Shalat Bukan untuk Mudahkan Hidup, Tapi untuk Menguatkan Jiwa

- Jumat, 16 Januari 2026 | 16:40 WIB
Shalat Bukan untuk Mudahkan Hidup, Tapi untuk Menguatkan Jiwa

Rajin Shalat, Tapi Hidup Kok Masih Susah?

Pernah nggak sih, bertanya-tanya? Kita sudah disiplin shalat, tapi jalan hidup kok ya tetap berliku, penuh ujian. Rasanya seperti lari di tempat. Padahal, kita sudah berusaha taat.

Nah, coba kita tengok sejenak ke sejarah. Peristiwa Isra Mi‘raj yang agung itu, datang justru bukan di saat Nabi Muhammad ﷺ sedang jaya-jayanya. Justru sebaliknya. Saat itu, beliau sedang dihantam duka bertubi-tubi: ditinggal wafat oleh Siti Khadijah, istri yang paling dicintai, lalu menyusul pamannya, Abu Thalib. Belum lagi, penolakan dan cemoohan yang begitu pedih saat berdakwah di Thaif. Kalau pakai istilah sekarang, beliau sedang mengalami burnout yang sangat dalam.

Dan di titik terendah itulah, Allah menurunkan sesuatu. Bukan hiburan instan. Bukan juga kata-kata penyemangat atau solusi ajaib yang langsung melenyapkan semua masalah.

Yang diberikan justru sebuah perintah: shalat.

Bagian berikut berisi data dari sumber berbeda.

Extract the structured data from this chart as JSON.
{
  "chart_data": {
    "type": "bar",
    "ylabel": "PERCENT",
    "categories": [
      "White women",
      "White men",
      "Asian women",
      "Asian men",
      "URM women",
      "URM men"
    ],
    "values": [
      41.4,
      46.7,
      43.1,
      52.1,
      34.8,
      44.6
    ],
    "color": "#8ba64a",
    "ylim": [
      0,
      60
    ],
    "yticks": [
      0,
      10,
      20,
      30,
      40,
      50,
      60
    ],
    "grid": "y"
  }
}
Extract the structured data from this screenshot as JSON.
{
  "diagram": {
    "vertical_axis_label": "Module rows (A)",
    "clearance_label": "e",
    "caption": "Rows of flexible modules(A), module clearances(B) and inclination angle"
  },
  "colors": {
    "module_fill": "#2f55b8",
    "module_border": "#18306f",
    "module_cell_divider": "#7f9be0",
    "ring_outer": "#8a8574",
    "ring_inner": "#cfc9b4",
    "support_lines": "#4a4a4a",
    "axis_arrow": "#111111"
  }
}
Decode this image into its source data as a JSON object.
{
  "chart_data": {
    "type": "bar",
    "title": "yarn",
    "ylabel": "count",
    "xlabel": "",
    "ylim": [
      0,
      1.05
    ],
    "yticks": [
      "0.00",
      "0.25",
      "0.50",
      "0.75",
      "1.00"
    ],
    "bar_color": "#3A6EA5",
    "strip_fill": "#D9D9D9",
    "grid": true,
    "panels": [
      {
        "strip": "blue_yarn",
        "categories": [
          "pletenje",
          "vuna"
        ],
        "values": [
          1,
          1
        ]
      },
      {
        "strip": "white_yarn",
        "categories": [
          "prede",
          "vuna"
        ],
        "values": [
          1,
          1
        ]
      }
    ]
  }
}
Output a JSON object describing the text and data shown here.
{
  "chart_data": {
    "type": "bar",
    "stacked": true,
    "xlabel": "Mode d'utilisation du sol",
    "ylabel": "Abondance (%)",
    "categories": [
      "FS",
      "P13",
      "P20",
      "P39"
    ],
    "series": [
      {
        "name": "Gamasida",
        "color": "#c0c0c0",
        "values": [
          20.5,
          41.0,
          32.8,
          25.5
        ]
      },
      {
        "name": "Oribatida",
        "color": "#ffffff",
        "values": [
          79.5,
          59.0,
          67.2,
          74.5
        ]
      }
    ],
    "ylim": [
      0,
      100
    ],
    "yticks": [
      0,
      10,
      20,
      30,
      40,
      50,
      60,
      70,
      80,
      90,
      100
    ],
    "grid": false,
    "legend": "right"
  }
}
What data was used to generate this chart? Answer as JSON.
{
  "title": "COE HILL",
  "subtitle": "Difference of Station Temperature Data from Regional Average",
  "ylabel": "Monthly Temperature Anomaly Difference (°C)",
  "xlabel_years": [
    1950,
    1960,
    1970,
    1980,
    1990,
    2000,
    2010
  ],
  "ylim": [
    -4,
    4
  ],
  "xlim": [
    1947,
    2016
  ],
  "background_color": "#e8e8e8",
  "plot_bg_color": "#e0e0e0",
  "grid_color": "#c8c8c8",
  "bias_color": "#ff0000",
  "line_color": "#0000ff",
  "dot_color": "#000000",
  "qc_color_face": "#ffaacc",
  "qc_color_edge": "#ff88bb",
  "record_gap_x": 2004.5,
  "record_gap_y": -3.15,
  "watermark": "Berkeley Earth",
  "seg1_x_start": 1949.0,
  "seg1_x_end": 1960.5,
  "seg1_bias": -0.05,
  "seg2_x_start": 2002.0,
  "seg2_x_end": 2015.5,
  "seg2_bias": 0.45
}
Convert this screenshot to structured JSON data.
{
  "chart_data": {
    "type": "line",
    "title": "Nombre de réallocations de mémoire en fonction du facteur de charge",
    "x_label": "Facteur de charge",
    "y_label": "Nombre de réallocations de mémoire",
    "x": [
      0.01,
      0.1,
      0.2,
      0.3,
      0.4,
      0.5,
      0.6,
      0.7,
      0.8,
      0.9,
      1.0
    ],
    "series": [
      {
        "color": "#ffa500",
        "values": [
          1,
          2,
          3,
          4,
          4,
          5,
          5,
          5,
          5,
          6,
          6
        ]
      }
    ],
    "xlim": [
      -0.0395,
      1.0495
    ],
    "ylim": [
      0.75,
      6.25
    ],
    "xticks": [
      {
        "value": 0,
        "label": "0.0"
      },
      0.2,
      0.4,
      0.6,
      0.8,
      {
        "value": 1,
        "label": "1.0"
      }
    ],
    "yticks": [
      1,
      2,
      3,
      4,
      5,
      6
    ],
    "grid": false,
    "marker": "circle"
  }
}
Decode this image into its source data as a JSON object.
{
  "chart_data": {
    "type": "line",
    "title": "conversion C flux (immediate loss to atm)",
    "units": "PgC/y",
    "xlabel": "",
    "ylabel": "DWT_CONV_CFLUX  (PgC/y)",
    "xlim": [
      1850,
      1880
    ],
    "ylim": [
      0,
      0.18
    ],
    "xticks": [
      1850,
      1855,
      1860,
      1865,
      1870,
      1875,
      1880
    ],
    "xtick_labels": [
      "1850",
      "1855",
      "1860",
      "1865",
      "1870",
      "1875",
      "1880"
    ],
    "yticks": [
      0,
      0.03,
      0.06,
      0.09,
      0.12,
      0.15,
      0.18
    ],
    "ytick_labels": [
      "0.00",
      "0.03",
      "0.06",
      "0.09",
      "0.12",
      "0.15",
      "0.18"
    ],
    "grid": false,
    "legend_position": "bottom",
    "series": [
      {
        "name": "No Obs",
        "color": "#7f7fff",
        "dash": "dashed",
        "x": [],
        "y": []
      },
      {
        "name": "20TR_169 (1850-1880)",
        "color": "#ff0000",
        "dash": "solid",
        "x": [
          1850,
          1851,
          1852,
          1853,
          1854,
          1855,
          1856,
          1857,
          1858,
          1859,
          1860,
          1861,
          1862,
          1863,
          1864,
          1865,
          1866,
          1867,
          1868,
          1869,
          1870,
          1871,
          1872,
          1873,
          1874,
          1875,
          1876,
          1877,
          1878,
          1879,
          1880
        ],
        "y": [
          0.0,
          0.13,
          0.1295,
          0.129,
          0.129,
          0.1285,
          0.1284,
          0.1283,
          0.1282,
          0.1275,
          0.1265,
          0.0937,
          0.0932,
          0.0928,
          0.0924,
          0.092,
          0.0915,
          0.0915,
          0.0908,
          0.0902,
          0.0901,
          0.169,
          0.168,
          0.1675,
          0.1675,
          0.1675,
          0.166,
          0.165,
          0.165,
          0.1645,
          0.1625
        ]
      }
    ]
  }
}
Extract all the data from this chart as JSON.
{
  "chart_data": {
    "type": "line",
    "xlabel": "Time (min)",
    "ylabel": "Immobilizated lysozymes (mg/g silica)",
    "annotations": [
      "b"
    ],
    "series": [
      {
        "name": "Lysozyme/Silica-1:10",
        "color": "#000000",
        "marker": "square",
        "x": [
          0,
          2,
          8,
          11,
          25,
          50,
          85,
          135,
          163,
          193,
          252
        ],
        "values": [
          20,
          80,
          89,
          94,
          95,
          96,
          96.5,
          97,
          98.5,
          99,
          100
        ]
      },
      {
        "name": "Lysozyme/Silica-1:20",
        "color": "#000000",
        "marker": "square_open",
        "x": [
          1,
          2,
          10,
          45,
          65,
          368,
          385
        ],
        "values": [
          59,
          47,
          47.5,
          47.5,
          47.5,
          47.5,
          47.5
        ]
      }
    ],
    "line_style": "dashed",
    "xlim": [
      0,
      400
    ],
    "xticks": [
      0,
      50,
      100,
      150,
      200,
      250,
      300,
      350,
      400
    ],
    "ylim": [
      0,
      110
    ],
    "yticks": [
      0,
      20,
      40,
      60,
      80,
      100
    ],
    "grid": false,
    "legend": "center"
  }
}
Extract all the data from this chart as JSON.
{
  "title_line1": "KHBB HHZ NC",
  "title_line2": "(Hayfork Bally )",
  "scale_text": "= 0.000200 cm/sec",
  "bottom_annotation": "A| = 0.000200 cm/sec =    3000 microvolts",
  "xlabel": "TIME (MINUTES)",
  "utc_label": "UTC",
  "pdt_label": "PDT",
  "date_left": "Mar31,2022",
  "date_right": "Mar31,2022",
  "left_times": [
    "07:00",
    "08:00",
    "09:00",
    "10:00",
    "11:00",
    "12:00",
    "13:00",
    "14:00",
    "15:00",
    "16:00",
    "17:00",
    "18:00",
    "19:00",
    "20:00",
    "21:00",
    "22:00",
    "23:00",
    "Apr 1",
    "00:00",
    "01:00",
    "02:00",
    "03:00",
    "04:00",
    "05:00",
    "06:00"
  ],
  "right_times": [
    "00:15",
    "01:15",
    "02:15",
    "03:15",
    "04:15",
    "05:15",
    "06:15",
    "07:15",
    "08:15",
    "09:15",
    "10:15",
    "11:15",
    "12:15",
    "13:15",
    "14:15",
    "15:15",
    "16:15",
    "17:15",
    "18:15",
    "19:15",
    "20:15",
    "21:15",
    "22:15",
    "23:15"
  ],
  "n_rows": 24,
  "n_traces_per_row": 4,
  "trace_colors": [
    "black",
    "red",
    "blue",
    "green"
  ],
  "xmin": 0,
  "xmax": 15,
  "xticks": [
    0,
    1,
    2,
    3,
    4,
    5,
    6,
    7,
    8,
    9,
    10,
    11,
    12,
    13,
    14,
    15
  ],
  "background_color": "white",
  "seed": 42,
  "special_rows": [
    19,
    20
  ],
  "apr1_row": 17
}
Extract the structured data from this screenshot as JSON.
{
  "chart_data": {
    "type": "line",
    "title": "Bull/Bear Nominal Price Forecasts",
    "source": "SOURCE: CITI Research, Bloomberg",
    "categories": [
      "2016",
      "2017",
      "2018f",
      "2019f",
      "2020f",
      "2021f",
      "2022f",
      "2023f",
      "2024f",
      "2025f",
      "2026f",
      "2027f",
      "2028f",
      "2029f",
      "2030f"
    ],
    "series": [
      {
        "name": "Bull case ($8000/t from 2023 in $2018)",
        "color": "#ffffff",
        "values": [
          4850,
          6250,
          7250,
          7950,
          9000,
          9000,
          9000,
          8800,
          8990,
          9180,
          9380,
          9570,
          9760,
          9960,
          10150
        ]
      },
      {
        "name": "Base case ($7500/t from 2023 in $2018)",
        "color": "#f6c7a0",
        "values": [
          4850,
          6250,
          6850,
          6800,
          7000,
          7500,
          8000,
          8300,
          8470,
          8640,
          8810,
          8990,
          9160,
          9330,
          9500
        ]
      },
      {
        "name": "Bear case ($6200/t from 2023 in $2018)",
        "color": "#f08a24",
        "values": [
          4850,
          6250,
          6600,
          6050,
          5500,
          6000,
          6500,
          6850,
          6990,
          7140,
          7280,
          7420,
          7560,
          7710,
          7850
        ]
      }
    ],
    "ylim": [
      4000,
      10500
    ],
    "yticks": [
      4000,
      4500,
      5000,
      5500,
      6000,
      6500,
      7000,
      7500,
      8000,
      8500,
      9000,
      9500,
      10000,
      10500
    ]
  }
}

Ini menarik, lho. Pesannya jelas: shalat bukanlah alat untuk menghapus luka. Ia lebih mirip sebuah latihan. Latihan untuk menata ulang jiwa yang terluka, agar tetap bisa berdiri tegak meski beratnya masih terasa.

Di sinilah, menurut saya, kita sering kali salah paham. Kita hidup di zaman yang terobsesi dengan efisiensi, persis seperti kecerdasan buatan atau AI. Semuanya ingin cepat, ringan, instan. Pokoknya, beban harus diminimalisir.

Tapi Isra Mi‘raj justru mengajarkan hal sebaliknya. Makna hidup justru sering lahir dari bagaimana kita menanggung beban itu, bukan lari darinya. Dan kita menanggungnya bersama Sang Pencipta.

Jadi, shalat itu bukan pelarian. Ia adalah ruang latihan untuk bertahan, tanpa harus hancur berkeping-keping.